L’Union européenne affiche de manière explicite son ambition de renforcer et d’accroître les investissements européens dans le secteur gazier algérien, confirmant le rôle stratégique de l’Algérie dans la sécurité énergétique du continent. Cette orientation ressort clairement du communiqué conjoint ayant sanctionné la sixième réunion du dialogue politique de haut niveau sur l’énergie entre l’Algérie et l’UE, tenue ce jeudi à Alger.
Lors de cette rencontre, les deux parties ont souligné que « l’Algérie demeure un fournisseur majeur et fiable pour l’Europe », tout en exprimant « le souhait de voir s’accroître les investissements européens dans le secteur des hydrocarbures en Algérie », en particulier dans le gaz naturel, considéré comme « un enjeu stratégique commun ».
Dans un contexte énergétique mondial marqué par de fortes tensions et une accélération de la transition énergétique, le gaz algérien apparaît ainsi comme un pilier essentiel de la résilience du système énergétique européen.
Le communiqué met également en avant le fait que l’Algérie est perçue par l’UE comme un partenaire stratégique et durable, capable de garantir un approvisionnement fiable en gaz naturel, tandis que l’Union européenne se positionne comme un fournisseur clé de technologies et de solutions énergétiques propres, notamment dans les réseaux électriques, l’intégration des systèmes et l’efficacité énergétique. Cette complémentarité est présentée comme un levier central pour soutenir à la fois la transition énergétique de l’Algérie et la sécurité d’approvisionnement européenne.
Une déclaration inscrite dans un partenariat stratégique ancien
Cette déclaration intervient dans le cadre de la sixième réunion annuelle de haut niveau du dialogue politique sur l’énergie, coprésidée par Mohamed Arkab, ministre d’État, ministre des Hydrocarbures et des Mines, Mourad Adjal, ministre de l’Énergie et des Énergies renouvelables, et Dan Jørgensen, commissaire européen chargé de l’Énergie et du Logement.
La rencontre s’inscrit dans la continuité du Mémorandum d’entente sur le partenariat stratégique entre l’Algérie et l’Union européenne dans le domaine de l’énergie, signé à Alger en 2013, qui vise à «développer et renforcer les relations énergétiques tout en respectant l’équilibre des intérêts entre les deux parties ».

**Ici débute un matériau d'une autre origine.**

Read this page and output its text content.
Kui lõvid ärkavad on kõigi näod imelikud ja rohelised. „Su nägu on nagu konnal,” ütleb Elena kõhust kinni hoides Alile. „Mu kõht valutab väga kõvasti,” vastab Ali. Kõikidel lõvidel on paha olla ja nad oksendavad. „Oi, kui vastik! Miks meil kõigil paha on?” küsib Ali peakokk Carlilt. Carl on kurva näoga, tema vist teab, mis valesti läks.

Elle a été précédée d’un entretien entre les ministres algériens et le commissaire européen, consacré aux moyens de renforcer la coopération bilatérale, dans un contexte international caractérisé par des défis énergétiques complexes et une transition énergétique de plus en plus rapide.
Les échanges ont permis de faire le point sur l’état d’avancement de la coopération, notamment à travers les travaux des groupes d’experts sur le gaz naturel, l’électricité, les énergies renouvelables et l’efficacité énergétique, créés en 2015. Les deux parties se sont félicitées des progrès réalisés, qui ont contribué à une meilleure compréhension mutuelle sur des dossiers clés tels que le gaz naturel, l’hydrogène renouvelable, la réduction des émissions de gaz à effet de serre et le développement des énergies propres.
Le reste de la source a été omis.